Aiyana's neighborhood is one of the Detroit communities where vacant, boarded up and burned out houses exist among empty lots and even some newly built homes. People came out of the houses where folks are still living and were eager to hear the message of the marchers. Some joined in, and a half dozen cars of people who did not have the strength for hitting the pavement followed the march. When the march reached Aiyana's house (the family is not staying there now), it stopped to hold another rally in front of the huge memorial decorated with balloons and flowers. Carl Dix again called out the capitalist system as the source not only of the rampage by the police against the people, but also the violence among the people. More people took the mic and talked about how sick they are of the police murders and how important it is to have a protest like this. Two of Aiyana's young classmates, wearing T-shirts with her picture, stepped up as well, talking about what a great friend Aiyana was. One was so overcome with emotion she could not continue.

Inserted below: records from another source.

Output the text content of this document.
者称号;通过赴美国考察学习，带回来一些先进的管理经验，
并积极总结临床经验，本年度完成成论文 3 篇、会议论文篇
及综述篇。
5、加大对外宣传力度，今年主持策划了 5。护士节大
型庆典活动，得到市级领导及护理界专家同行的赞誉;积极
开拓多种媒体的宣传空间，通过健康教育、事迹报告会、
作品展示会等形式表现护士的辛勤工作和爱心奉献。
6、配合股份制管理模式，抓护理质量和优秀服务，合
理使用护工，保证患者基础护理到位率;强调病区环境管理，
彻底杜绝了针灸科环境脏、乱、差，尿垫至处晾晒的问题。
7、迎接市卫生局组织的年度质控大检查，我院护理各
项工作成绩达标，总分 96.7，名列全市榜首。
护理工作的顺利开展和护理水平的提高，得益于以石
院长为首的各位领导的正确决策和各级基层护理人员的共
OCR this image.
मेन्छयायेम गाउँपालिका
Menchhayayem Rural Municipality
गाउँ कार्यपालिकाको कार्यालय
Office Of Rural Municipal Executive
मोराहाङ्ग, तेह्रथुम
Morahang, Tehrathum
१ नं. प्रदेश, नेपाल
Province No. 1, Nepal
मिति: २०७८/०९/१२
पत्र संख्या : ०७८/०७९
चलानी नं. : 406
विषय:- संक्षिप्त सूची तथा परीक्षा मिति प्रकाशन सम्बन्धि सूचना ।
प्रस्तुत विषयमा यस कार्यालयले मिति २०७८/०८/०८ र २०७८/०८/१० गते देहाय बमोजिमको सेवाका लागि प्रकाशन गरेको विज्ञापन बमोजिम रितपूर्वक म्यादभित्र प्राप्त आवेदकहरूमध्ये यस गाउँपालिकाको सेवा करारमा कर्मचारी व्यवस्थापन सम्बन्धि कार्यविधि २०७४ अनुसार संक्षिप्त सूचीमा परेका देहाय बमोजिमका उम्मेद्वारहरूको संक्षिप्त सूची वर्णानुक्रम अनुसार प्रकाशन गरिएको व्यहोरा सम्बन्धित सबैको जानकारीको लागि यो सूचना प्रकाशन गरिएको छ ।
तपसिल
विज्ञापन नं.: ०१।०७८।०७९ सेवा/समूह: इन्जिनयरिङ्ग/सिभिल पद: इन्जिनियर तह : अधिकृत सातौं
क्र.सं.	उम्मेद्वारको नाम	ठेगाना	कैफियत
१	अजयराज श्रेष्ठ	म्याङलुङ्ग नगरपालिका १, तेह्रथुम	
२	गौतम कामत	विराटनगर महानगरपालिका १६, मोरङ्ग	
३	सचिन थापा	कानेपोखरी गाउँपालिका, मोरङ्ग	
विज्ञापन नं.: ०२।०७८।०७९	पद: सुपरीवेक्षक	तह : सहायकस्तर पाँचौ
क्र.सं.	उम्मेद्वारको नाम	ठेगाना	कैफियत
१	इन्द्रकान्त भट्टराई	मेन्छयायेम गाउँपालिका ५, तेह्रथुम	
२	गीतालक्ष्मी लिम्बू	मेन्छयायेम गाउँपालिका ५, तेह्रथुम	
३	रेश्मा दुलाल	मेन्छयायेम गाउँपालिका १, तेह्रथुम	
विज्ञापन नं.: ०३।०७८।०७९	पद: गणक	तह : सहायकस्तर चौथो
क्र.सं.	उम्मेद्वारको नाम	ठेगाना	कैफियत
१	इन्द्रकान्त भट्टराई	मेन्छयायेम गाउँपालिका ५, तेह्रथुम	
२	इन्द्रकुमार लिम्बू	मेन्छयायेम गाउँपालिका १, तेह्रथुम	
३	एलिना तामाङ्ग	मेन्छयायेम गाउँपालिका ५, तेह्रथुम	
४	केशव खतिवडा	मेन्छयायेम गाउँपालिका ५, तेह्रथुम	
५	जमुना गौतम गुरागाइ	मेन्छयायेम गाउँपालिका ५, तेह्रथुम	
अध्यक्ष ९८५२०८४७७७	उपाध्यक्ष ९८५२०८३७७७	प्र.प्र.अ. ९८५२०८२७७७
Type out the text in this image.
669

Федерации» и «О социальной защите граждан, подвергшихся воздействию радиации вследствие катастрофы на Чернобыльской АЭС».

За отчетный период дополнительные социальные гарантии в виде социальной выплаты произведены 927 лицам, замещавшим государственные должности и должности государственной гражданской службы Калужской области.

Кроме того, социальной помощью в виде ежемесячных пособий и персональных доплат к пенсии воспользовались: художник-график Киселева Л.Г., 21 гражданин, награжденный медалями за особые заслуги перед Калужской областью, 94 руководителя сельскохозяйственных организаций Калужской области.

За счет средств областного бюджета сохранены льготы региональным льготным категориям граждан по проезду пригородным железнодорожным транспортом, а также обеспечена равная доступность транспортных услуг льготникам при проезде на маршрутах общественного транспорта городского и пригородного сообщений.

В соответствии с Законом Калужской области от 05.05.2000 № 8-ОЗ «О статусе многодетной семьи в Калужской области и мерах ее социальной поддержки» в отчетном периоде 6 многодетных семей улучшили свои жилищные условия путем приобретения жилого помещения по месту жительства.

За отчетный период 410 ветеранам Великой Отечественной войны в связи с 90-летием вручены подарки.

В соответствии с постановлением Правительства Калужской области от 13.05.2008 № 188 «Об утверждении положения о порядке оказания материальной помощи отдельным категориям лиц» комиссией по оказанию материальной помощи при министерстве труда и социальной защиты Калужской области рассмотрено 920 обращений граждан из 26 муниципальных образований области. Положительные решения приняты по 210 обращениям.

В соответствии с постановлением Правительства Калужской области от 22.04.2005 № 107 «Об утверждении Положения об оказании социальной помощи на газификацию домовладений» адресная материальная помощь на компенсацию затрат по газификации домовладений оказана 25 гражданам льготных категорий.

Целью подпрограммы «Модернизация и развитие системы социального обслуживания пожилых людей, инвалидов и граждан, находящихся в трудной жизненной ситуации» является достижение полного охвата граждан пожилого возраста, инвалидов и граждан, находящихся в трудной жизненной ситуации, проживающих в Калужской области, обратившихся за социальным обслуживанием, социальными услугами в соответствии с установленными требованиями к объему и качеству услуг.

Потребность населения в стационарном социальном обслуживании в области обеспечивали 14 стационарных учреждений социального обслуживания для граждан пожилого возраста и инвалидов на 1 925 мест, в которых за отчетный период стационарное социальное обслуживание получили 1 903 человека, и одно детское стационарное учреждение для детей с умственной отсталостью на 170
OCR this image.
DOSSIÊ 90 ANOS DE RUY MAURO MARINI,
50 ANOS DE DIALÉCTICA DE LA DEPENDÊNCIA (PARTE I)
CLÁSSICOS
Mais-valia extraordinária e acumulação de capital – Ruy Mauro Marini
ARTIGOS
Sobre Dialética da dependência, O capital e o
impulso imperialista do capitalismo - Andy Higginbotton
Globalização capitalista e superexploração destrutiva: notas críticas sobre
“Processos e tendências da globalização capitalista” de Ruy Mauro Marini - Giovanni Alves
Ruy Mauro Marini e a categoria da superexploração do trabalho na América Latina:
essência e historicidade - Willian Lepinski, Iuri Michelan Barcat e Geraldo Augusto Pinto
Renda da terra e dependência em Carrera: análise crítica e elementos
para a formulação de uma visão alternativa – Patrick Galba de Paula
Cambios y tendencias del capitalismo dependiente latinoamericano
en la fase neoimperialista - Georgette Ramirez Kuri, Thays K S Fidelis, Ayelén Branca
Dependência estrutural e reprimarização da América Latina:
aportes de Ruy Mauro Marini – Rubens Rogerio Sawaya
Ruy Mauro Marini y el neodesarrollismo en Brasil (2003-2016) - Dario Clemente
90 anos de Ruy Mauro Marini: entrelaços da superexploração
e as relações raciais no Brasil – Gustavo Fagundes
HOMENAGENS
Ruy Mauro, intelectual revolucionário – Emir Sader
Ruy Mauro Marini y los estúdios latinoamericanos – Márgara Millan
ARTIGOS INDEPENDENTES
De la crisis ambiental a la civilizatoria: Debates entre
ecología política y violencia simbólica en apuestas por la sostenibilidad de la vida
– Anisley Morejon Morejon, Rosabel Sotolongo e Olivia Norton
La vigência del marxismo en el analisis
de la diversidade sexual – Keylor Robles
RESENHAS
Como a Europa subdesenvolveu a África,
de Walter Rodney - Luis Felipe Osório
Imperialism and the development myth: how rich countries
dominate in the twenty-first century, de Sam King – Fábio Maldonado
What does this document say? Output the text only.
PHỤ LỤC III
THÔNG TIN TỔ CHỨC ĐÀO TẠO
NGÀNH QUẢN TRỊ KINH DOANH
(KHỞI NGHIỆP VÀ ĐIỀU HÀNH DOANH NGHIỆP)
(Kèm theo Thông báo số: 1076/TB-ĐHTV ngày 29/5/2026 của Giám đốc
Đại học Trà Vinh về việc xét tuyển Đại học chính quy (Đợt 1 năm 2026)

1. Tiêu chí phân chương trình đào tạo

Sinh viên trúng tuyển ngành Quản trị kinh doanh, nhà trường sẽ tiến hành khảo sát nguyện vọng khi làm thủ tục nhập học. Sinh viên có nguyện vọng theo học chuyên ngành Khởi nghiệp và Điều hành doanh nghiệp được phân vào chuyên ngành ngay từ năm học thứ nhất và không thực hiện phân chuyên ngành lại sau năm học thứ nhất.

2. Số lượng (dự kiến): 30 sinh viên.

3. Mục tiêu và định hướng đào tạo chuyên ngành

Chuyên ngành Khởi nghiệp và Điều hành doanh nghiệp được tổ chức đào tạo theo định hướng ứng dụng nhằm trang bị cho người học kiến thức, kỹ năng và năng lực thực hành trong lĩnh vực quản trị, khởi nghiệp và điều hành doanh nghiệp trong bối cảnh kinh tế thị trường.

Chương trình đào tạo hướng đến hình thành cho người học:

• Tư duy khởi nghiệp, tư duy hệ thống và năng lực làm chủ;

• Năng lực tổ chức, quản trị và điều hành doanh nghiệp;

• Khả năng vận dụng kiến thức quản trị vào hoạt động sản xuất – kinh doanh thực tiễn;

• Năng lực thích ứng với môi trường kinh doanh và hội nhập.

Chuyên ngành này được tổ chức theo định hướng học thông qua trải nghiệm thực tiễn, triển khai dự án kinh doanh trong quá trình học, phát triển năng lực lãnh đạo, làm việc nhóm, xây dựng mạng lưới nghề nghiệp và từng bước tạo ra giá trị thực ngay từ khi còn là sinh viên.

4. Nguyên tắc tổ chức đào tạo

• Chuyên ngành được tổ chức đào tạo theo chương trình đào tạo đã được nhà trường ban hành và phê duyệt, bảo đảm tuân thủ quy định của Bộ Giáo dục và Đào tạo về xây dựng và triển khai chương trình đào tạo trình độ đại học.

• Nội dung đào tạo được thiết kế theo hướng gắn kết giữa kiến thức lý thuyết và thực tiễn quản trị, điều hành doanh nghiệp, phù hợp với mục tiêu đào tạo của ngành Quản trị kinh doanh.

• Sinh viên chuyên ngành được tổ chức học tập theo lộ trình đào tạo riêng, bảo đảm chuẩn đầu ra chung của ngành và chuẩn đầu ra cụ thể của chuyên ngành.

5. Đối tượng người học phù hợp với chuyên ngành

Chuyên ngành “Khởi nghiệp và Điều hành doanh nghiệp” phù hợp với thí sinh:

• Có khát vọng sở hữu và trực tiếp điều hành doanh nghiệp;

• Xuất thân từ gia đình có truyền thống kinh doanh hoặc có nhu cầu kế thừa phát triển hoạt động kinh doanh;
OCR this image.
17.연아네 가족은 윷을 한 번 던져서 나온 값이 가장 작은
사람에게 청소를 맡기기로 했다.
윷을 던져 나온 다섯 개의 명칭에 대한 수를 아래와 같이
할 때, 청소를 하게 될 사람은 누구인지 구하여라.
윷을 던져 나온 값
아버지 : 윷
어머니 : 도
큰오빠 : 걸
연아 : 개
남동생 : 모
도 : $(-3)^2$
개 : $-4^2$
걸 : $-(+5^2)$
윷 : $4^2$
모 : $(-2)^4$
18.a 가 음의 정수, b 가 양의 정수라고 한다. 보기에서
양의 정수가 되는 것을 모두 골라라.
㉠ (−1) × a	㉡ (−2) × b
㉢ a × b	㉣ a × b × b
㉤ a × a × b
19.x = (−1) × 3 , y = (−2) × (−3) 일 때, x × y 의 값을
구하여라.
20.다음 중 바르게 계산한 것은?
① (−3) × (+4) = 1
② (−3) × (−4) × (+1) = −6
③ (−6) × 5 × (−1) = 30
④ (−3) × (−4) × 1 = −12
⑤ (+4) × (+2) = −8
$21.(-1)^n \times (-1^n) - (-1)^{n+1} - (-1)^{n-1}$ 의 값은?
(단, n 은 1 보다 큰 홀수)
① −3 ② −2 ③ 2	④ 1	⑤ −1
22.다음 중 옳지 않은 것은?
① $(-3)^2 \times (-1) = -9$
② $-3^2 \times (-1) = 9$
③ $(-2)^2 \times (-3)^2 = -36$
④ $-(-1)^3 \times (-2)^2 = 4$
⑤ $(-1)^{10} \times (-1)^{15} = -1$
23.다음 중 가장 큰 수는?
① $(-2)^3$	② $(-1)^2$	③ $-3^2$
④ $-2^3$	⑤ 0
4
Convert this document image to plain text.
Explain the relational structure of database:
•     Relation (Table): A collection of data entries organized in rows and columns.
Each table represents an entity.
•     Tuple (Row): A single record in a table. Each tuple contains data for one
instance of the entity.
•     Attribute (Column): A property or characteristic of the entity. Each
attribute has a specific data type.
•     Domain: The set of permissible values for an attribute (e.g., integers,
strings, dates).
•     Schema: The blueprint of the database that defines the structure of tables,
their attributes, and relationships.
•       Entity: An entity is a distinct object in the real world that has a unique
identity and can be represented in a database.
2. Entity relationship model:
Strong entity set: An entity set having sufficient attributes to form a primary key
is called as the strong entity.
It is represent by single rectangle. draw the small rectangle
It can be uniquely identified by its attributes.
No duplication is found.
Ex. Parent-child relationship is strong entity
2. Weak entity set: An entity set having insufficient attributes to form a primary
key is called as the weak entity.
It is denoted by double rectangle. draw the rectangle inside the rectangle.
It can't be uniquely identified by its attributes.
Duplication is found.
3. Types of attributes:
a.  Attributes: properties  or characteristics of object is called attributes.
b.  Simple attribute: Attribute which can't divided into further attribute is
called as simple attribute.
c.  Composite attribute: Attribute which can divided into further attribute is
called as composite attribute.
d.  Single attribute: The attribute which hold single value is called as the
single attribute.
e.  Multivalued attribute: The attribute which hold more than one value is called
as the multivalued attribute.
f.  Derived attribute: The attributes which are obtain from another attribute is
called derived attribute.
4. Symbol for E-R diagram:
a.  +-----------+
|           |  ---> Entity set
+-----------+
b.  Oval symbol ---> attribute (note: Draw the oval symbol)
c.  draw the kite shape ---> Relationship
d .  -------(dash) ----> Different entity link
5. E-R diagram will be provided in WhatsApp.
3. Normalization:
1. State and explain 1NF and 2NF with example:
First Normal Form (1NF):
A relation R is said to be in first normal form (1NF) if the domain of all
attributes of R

As the march ended, people felt they had begun something important, a fight to bring an end to the horrors of a system that will burn and gun down a 7-year old black girl.

One young woman said that she didn't want to leave because she didn't want this day to end. A mother said that she had felt sick to her stomach for days after the news of Aiyana's murder, but that this rally and march had helped her feel better for the first time in a long time. There was a feeling that some hope is in the air in Detroit. And some people are checking out the movement for revolution and Bob Avakian.